La lutte contre l’enfouissement des déchets date des années 1980. Ici, la défense du territoire a commencé dans les années 1990 et n’a cessé de se renouveler, rythmée par l’actualité du projet. Depuis 2015, la convergence des luttes et de nombreux recours juridiques ont permis de bloquer les travaux préparatoires, en libérant et en occupant le Bois Lejuc, une zone stratégique pressentie pour y creuser les galeries de Cigéo, et les puits d’accès et de relarguage d’hydrogène radioactif. De forts liens se sont tissés entre nouveaux arrivantEs qui, pour certains, s’implantent localement, riverainEs, paysanEs et toutes celles et ceux qui, depuis plus de 30 ans, résistent au projet d’enfouir les déchets nucléaires. Un objectif commun : ne pas laisser s’implanter ce qui est aujourd’hui présenté comme le plus gros chantier du siècle à venir, mais aussi le plus risqué qui soit. L’abandon de Notre-Dame-des-Landes doit ouvrir la voie à une remise en cause profonde de Cigéo.
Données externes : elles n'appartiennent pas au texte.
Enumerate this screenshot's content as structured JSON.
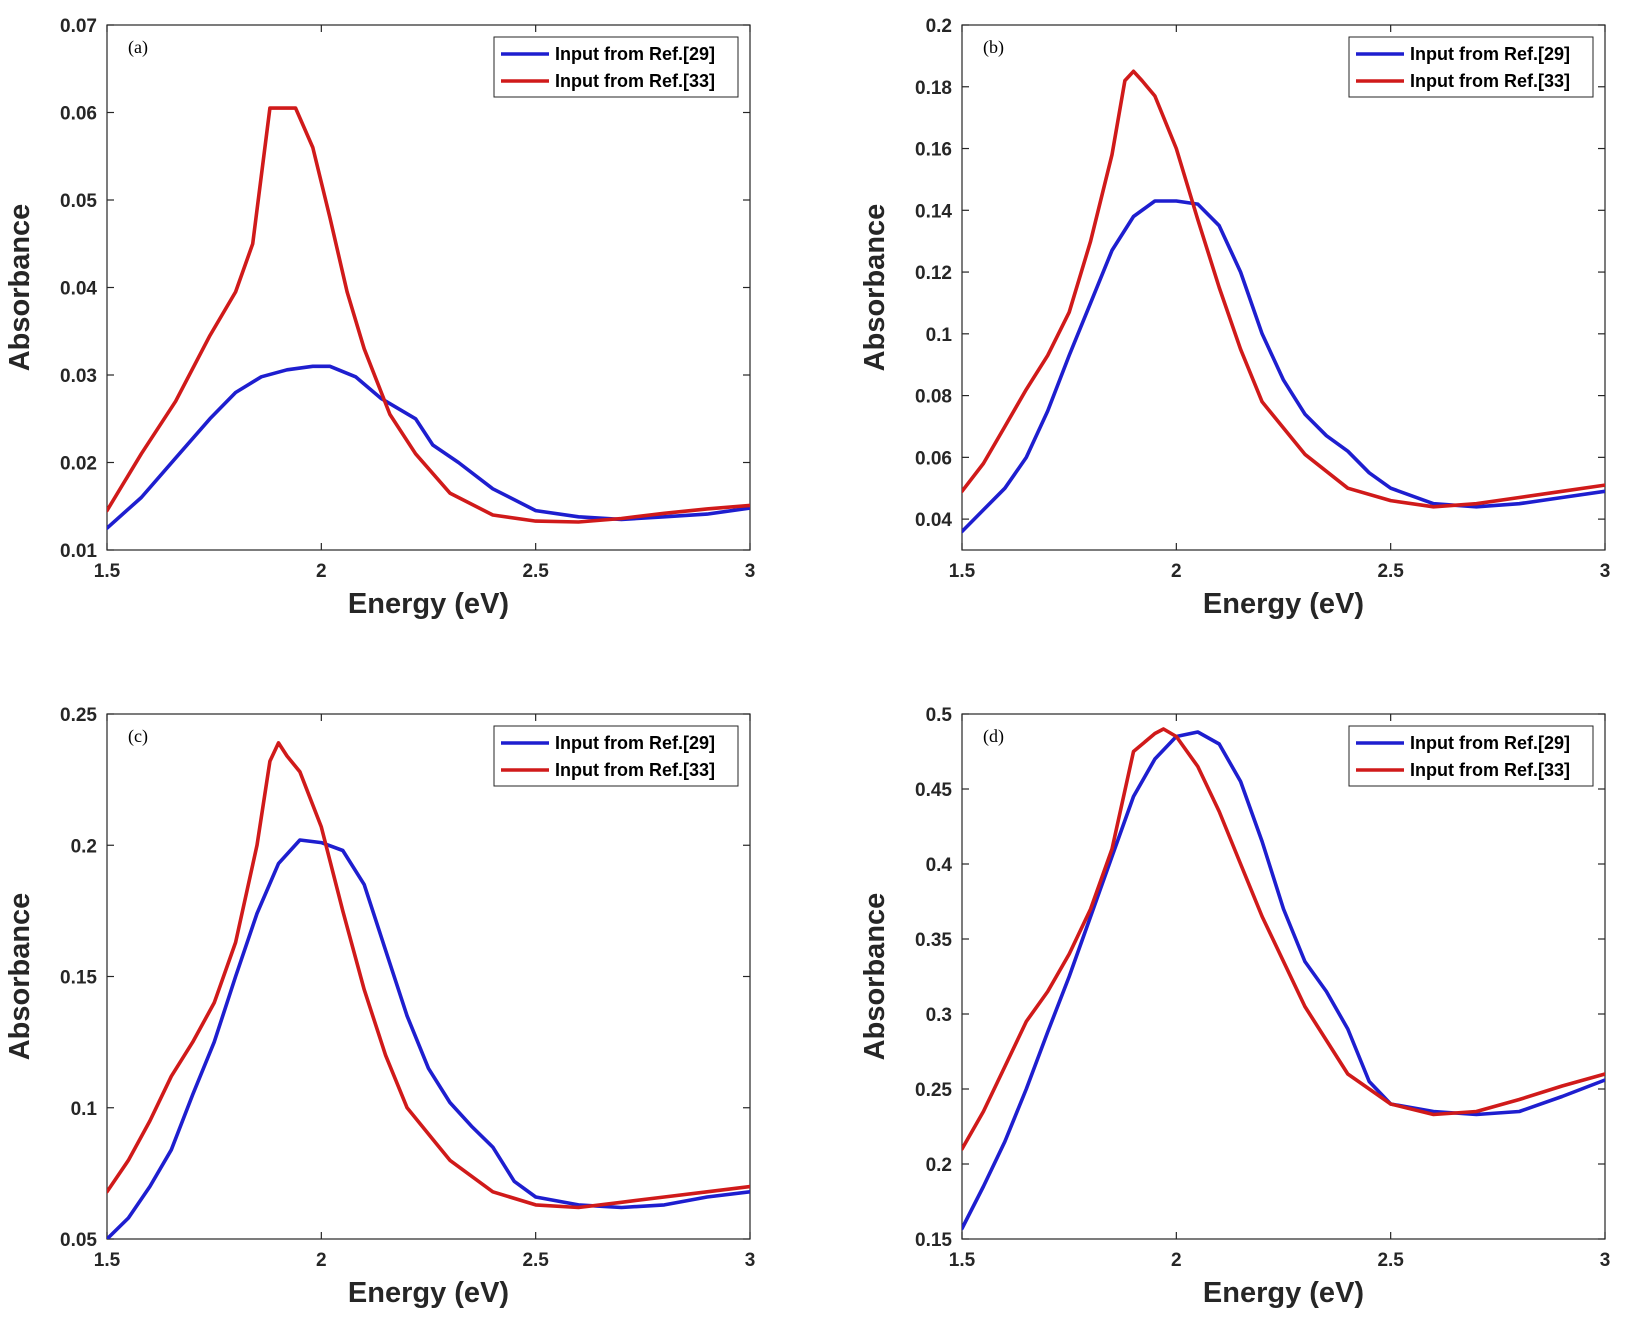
{
  "colors": {
    "series_29": "#1e1ecf",
    "series_33": "#d01a1a",
    "axes": "#262626"
  },
  "chart_data": [
    {
      "type": "line",
      "panel_label": "(a)",
      "xlabel": "Energy (eV)",
      "ylabel": "Absorbance",
      "xlim": [
        1.5,
        3
      ],
      "ylim": [
        0.01,
        0.07
      ],
      "xticks": [
        1.5,
        2,
        2.5,
        3
      ],
      "xtick_labels": [
        "1.5",
        "2",
        "2.5",
        "3"
      ],
      "yticks": [
        0.01,
        0.02,
        0.03,
        0.04,
        0.05,
        0.06,
        0.07
      ],
      "ytick_labels": [
        "0.01",
        "0.02",
        "0.03",
        "0.04",
        "0.05",
        "0.06",
        "0.07"
      ],
      "legend_position": "top-right",
      "series": [
        {
          "name": "Input from Ref.[29]",
          "color": "#1e1ecf",
          "x": [
            1.5,
            1.58,
            1.66,
            1.74,
            1.8,
            1.86,
            1.92,
            1.98,
            2.02,
            2.08,
            2.14,
            2.22,
            2.26,
            2.32,
            2.4,
            2.5,
            2.6,
            2.7,
            2.8,
            2.9,
            3.0
          ],
          "y": [
            0.0125,
            0.016,
            0.0205,
            0.025,
            0.028,
            0.0298,
            0.0306,
            0.031,
            0.031,
            0.0298,
            0.0273,
            0.025,
            0.022,
            0.02,
            0.017,
            0.0145,
            0.0138,
            0.0135,
            0.0138,
            0.0141,
            0.0148
          ]
        },
        {
          "name": "Input from Ref.[33]",
          "color": "#d01a1a",
          "x": [
            1.5,
            1.58,
            1.66,
            1.74,
            1.8,
            1.84,
            1.88,
            1.92,
            1.94,
            1.98,
            2.02,
            2.06,
            2.1,
            2.16,
            2.22,
            2.3,
            2.4,
            2.5,
            2.6,
            2.7,
            2.8,
            2.9,
            3.0
          ],
          "y": [
            0.0145,
            0.021,
            0.027,
            0.0345,
            0.0395,
            0.045,
            0.0605,
            0.0605,
            0.0605,
            0.056,
            0.048,
            0.0395,
            0.033,
            0.0255,
            0.021,
            0.0165,
            0.014,
            0.0133,
            0.0132,
            0.0136,
            0.0142,
            0.0147,
            0.0151
          ]
        }
      ]
    },
    {
      "type": "line",
      "panel_label": "(b)",
      "xlabel": "Energy (eV)",
      "ylabel": "Absorbance",
      "xlim": [
        1.5,
        3
      ],
      "ylim": [
        0.03,
        0.2
      ],
      "xticks": [
        1.5,
        2,
        2.5,
        3
      ],
      "xtick_labels": [
        "1.5",
        "2",
        "2.5",
        "3"
      ],
      "yticks": [
        0.04,
        0.06,
        0.08,
        0.1,
        0.12,
        0.14,
        0.16,
        0.18,
        0.2
      ],
      "ytick_labels": [
        "0.04",
        "0.06",
        "0.08",
        "0.1",
        "0.12",
        "0.14",
        "0.16",
        "0.18",
        "0.2"
      ],
      "legend_position": "top-right",
      "series": [
        {
          "name": "Input from Ref.[29]",
          "color": "#1e1ecf",
          "x": [
            1.5,
            1.55,
            1.6,
            1.65,
            1.7,
            1.75,
            1.8,
            1.85,
            1.9,
            1.95,
            2.0,
            2.05,
            2.1,
            2.15,
            2.2,
            2.25,
            2.3,
            2.35,
            2.4,
            2.45,
            2.5,
            2.6,
            2.7,
            2.8,
            2.9,
            3.0
          ],
          "y": [
            0.036,
            0.043,
            0.05,
            0.06,
            0.075,
            0.093,
            0.11,
            0.127,
            0.138,
            0.143,
            0.143,
            0.142,
            0.135,
            0.12,
            0.1,
            0.085,
            0.074,
            0.067,
            0.062,
            0.055,
            0.05,
            0.045,
            0.044,
            0.045,
            0.047,
            0.049
          ]
        },
        {
          "name": "Input from Ref.[33]",
          "color": "#d01a1a",
          "x": [
            1.5,
            1.55,
            1.6,
            1.65,
            1.7,
            1.75,
            1.8,
            1.85,
            1.88,
            1.9,
            1.92,
            1.95,
            2.0,
            2.05,
            2.1,
            2.15,
            2.2,
            2.3,
            2.4,
            2.5,
            2.6,
            2.7,
            2.8,
            2.9,
            3.0
          ],
          "y": [
            0.049,
            0.058,
            0.07,
            0.082,
            0.093,
            0.107,
            0.13,
            0.158,
            0.182,
            0.185,
            0.182,
            0.177,
            0.16,
            0.137,
            0.115,
            0.095,
            0.078,
            0.061,
            0.05,
            0.046,
            0.044,
            0.045,
            0.047,
            0.049,
            0.051
          ]
        }
      ]
    },
    {
      "type": "line",
      "panel_label": "(c)",
      "xlabel": "Energy (eV)",
      "ylabel": "Absorbance",
      "xlim": [
        1.5,
        3
      ],
      "ylim": [
        0.05,
        0.25
      ],
      "xticks": [
        1.5,
        2,
        2.5,
        3
      ],
      "xtick_labels": [
        "1.5",
        "2",
        "2.5",
        "3"
      ],
      "yticks": [
        0.05,
        0.1,
        0.15,
        0.2,
        0.25
      ],
      "ytick_labels": [
        "0.05",
        "0.1",
        "0.15",
        "0.2",
        "0.25"
      ],
      "legend_position": "top-right",
      "series": [
        {
          "name": "Input from Ref.[29]",
          "color": "#1e1ecf",
          "x": [
            1.5,
            1.55,
            1.6,
            1.65,
            1.7,
            1.75,
            1.8,
            1.85,
            1.9,
            1.95,
            2.0,
            2.05,
            2.1,
            2.15,
            2.2,
            2.25,
            2.3,
            2.35,
            2.4,
            2.45,
            2.5,
            2.6,
            2.7,
            2.8,
            2.9,
            3.0
          ],
          "y": [
            0.05,
            0.058,
            0.07,
            0.084,
            0.105,
            0.125,
            0.15,
            0.174,
            0.193,
            0.202,
            0.201,
            0.198,
            0.185,
            0.16,
            0.135,
            0.115,
            0.102,
            0.093,
            0.085,
            0.072,
            0.066,
            0.063,
            0.062,
            0.063,
            0.066,
            0.068
          ]
        },
        {
          "name": "Input from Ref.[33]",
          "color": "#d01a1a",
          "x": [
            1.5,
            1.55,
            1.6,
            1.65,
            1.7,
            1.75,
            1.8,
            1.85,
            1.88,
            1.9,
            1.92,
            1.95,
            2.0,
            2.05,
            2.1,
            2.15,
            2.2,
            2.3,
            2.4,
            2.5,
            2.6,
            2.7,
            2.8,
            2.9,
            3.0
          ],
          "y": [
            0.068,
            0.08,
            0.095,
            0.112,
            0.125,
            0.14,
            0.163,
            0.2,
            0.232,
            0.239,
            0.234,
            0.228,
            0.207,
            0.175,
            0.145,
            0.12,
            0.1,
            0.08,
            0.068,
            0.063,
            0.062,
            0.064,
            0.066,
            0.068,
            0.07
          ]
        }
      ]
    },
    {
      "type": "line",
      "panel_label": "(d)",
      "xlabel": "Energy (eV)",
      "ylabel": "Absorbance",
      "xlim": [
        1.5,
        3
      ],
      "ylim": [
        0.15,
        0.5
      ],
      "xticks": [
        1.5,
        2,
        2.5,
        3
      ],
      "xtick_labels": [
        "1.5",
        "2",
        "2.5",
        "3"
      ],
      "yticks": [
        0.15,
        0.2,
        0.25,
        0.3,
        0.35,
        0.4,
        0.45,
        0.5
      ],
      "ytick_labels": [
        "0.15",
        "0.2",
        "0.25",
        "0.3",
        "0.35",
        "0.4",
        "0.45",
        "0.5"
      ],
      "legend_position": "top-right",
      "series": [
        {
          "name": "Input from Ref.[29]",
          "color": "#1e1ecf",
          "x": [
            1.5,
            1.55,
            1.6,
            1.65,
            1.7,
            1.75,
            1.8,
            1.85,
            1.9,
            1.95,
            2.0,
            2.05,
            2.1,
            2.15,
            2.2,
            2.25,
            2.3,
            2.35,
            2.4,
            2.45,
            2.5,
            2.6,
            2.7,
            2.8,
            2.9,
            3.0
          ],
          "y": [
            0.157,
            0.185,
            0.215,
            0.25,
            0.288,
            0.325,
            0.365,
            0.405,
            0.445,
            0.47,
            0.485,
            0.488,
            0.48,
            0.455,
            0.415,
            0.37,
            0.335,
            0.315,
            0.29,
            0.255,
            0.24,
            0.235,
            0.233,
            0.235,
            0.245,
            0.256
          ]
        },
        {
          "name": "Input from Ref.[33]",
          "color": "#d01a1a",
          "x": [
            1.5,
            1.55,
            1.6,
            1.65,
            1.7,
            1.75,
            1.8,
            1.85,
            1.9,
            1.95,
            1.97,
            2.0,
            2.05,
            2.1,
            2.15,
            2.2,
            2.3,
            2.4,
            2.5,
            2.6,
            2.7,
            2.8,
            2.9,
            3.0
          ],
          "y": [
            0.21,
            0.235,
            0.265,
            0.295,
            0.315,
            0.34,
            0.37,
            0.41,
            0.475,
            0.487,
            0.49,
            0.485,
            0.465,
            0.435,
            0.4,
            0.365,
            0.305,
            0.26,
            0.24,
            0.233,
            0.235,
            0.243,
            0.252,
            0.26
          ]
        }
      ]
    }
  ]
}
Mais la complémentarité des pratiques ne se décrète pas, elle doit être cultivée, c’est la recherche permanente d’un équilibre, qui ne se fait pas non plus sans difficultés. Il faut y apporter une attention quotidienne, cela demande parfois beaucoup d’énergie et nécessite des discussions permanentes, parfois houleuses, mais qui nous permettent d’avancer.
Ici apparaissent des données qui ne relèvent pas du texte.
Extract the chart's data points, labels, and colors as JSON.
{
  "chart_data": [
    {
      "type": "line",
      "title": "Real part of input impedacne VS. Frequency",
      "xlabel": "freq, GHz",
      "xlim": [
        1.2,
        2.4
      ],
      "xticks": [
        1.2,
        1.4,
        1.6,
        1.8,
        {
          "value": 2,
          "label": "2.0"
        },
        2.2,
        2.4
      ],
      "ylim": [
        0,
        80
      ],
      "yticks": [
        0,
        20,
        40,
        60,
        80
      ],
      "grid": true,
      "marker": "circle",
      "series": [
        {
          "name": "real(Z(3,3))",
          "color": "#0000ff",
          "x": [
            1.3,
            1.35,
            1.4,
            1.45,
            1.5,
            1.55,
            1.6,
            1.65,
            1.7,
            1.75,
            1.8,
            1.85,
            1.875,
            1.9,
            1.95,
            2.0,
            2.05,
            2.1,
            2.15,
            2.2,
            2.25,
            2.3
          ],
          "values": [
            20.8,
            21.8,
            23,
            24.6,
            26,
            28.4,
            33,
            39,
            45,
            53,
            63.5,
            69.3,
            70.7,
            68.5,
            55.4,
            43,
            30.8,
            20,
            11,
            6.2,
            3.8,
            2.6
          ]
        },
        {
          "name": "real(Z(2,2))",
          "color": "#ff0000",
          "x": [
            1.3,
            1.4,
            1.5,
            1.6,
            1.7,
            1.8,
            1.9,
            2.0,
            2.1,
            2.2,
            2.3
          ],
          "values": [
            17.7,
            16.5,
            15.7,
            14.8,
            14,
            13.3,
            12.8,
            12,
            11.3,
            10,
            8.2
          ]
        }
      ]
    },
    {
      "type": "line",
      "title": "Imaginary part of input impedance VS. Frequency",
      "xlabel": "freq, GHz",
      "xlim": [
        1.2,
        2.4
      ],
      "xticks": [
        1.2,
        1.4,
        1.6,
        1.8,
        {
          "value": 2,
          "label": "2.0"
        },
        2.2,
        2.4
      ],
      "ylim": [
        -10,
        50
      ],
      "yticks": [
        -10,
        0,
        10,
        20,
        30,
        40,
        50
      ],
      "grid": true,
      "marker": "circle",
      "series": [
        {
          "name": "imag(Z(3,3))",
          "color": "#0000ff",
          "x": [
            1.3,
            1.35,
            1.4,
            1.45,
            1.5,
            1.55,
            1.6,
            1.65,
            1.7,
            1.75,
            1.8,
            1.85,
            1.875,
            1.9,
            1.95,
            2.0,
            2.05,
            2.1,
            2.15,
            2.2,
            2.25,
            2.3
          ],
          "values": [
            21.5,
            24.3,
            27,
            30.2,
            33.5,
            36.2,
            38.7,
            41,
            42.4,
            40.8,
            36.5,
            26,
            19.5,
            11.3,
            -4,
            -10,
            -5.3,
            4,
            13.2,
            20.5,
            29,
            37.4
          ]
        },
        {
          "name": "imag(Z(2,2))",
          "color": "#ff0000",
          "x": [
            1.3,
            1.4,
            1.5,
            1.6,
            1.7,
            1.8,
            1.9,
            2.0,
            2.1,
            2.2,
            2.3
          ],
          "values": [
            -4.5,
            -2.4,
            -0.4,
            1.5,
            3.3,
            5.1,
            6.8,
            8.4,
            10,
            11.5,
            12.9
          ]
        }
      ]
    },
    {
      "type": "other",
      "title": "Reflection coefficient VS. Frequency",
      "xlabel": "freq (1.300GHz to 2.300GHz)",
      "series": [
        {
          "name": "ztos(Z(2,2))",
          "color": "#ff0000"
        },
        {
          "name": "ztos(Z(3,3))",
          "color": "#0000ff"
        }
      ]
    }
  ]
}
L’Autorité de sûreté nucléaire commence à émettre des doutes. L’État sait maintenant que Bure ne sera pas une promenade de santé. Quelles sont les perspectives du mouvement de résistance pour les semaines à venir ?
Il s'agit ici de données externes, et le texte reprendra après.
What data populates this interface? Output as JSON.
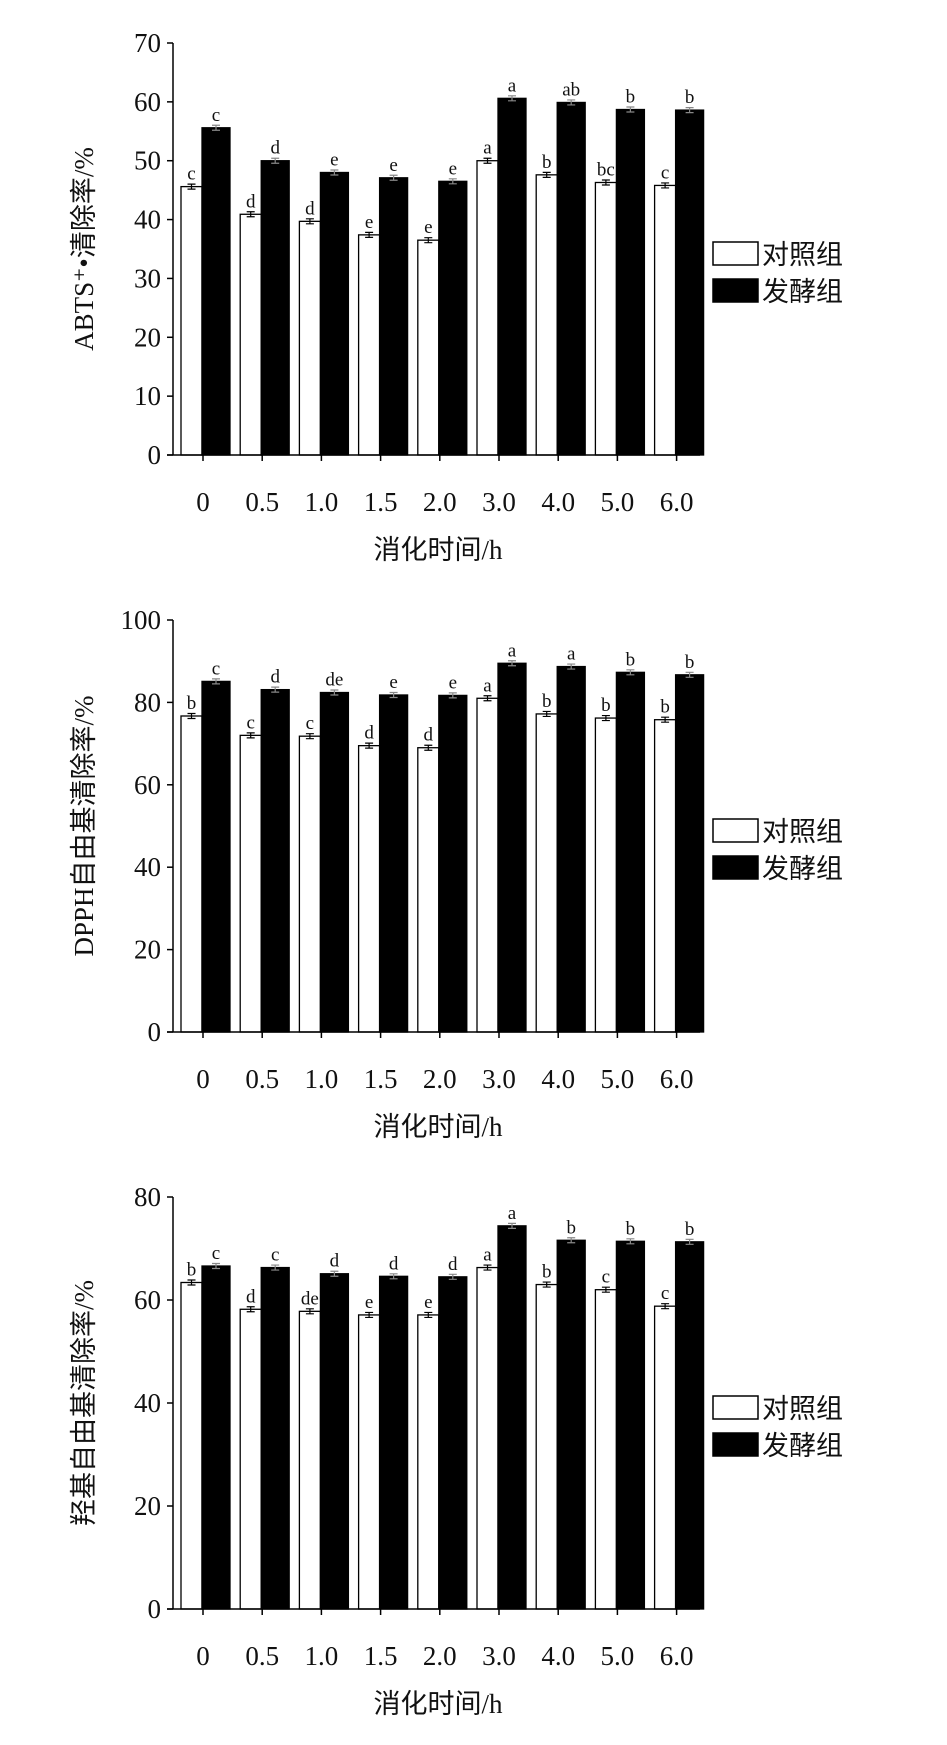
{
  "chart_data": [
    {
      "type": "bar",
      "categories": [
        "0",
        "0.5",
        "1.0",
        "1.5",
        "2.0",
        "3.0",
        "4.0",
        "5.0",
        "6.0"
      ],
      "xlabel": "消化时间/h",
      "ylabel": "ABTS⁺•清除率/%",
      "ylim": [
        0,
        70
      ],
      "yticks": [
        0,
        10,
        20,
        30,
        40,
        50,
        60,
        70
      ],
      "legend_position": "right",
      "series": [
        {
          "name": "对照组",
          "color": "#ffffff",
          "values": [
            45.6,
            40.9,
            39.7,
            37.4,
            36.5,
            50.0,
            47.6,
            46.3,
            45.8
          ],
          "labels": [
            "c",
            "d",
            "d",
            "e",
            "e",
            "a",
            "b",
            "bc",
            "c"
          ]
        },
        {
          "name": "发酵组",
          "color": "#000000",
          "values": [
            55.6,
            50.0,
            48.0,
            47.1,
            46.5,
            60.6,
            59.9,
            58.7,
            58.6
          ],
          "labels": [
            "c",
            "d",
            "e",
            "e",
            "e",
            "a",
            "ab",
            "b",
            "b"
          ]
        }
      ]
    },
    {
      "type": "bar",
      "categories": [
        "0",
        "0.5",
        "1.0",
        "1.5",
        "2.0",
        "3.0",
        "4.0",
        "5.0",
        "6.0"
      ],
      "xlabel": "消化时间/h",
      "ylabel": "DPPH自由基清除率/%",
      "ylim": [
        0,
        100
      ],
      "yticks": [
        0,
        20,
        40,
        60,
        80,
        100
      ],
      "legend_position": "right",
      "series": [
        {
          "name": "对照组",
          "color": "#ffffff",
          "values": [
            76.7,
            72.0,
            71.8,
            69.5,
            69.0,
            81.0,
            77.2,
            76.2,
            75.8
          ],
          "labels": [
            "b",
            "c",
            "c",
            "d",
            "d",
            "a",
            "b",
            "b",
            "b"
          ]
        },
        {
          "name": "发酵组",
          "color": "#000000",
          "values": [
            85.1,
            83.1,
            82.4,
            81.8,
            81.7,
            89.5,
            88.7,
            87.3,
            86.7
          ],
          "labels": [
            "c",
            "d",
            "de",
            "e",
            "e",
            "a",
            "a",
            "b",
            "b"
          ]
        }
      ]
    },
    {
      "type": "bar",
      "categories": [
        "0",
        "0.5",
        "1.0",
        "1.5",
        "2.0",
        "3.0",
        "4.0",
        "5.0",
        "6.0"
      ],
      "xlabel": "消化时间/h",
      "ylabel": "羟基自由基清除率/%",
      "ylim": [
        0,
        80
      ],
      "yticks": [
        0,
        20,
        40,
        60,
        80
      ],
      "legend_position": "right",
      "series": [
        {
          "name": "对照组",
          "color": "#ffffff",
          "values": [
            63.4,
            58.2,
            57.8,
            57.1,
            57.1,
            66.3,
            63.0,
            62.0,
            58.8
          ],
          "labels": [
            "b",
            "d",
            "de",
            "e",
            "e",
            "a",
            "b",
            "c",
            "c"
          ]
        },
        {
          "name": "发酵组",
          "color": "#000000",
          "values": [
            66.6,
            66.3,
            65.1,
            64.6,
            64.5,
            74.4,
            71.6,
            71.4,
            71.3
          ],
          "labels": [
            "c",
            "c",
            "d",
            "d",
            "d",
            "a",
            "b",
            "b",
            "b"
          ]
        }
      ]
    }
  ]
}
Alors qu’une vague de répression sans précédent s’abat sur le mouvement depuis l’été dernier, nous appelons à un rassemblement le 13 février devant le tribunal de Bar-le-Duc. Ce rendez-vous est d’importance, tant la charge symbolique de ces trois accusations est forte. Deux personnes devront répondre de la destruction du mur de béton érigé illégalement par l’Andra à l’été 2016 ; une autre devra se défendre d’avoir prétendûment « atteint à l’honneur » d’un commandant de gendarmerie.
Ensuite ce sera le premier grand week-end intercomités, parce que notre action ne doit pas rester cantonnée autour de Bure, mais rentrer en résonance avec d’autres luttes, d’autres lieux, d’autres rêves. Pour renforcer l’occupation de la forêt et réfléchir à comment construire, partout, un mouvement suffisamment fort pour mettre en échec toute tentative d’expulsion, nous invitons tous nos soutiens, individus, associations et comités de lutte anti-nucléaire, à venir se rassembler sur la zone le 1er week-end de mars. Un week-end de balades, de chantiers collectifs, de créations artistiques sur pans de murs à l’abandon, de discussions et de fête. Un week-end pour accorder nos violons avant le printemps et faire retentir nos voix partout où des aménageurs bétonnent avec mégalomanie.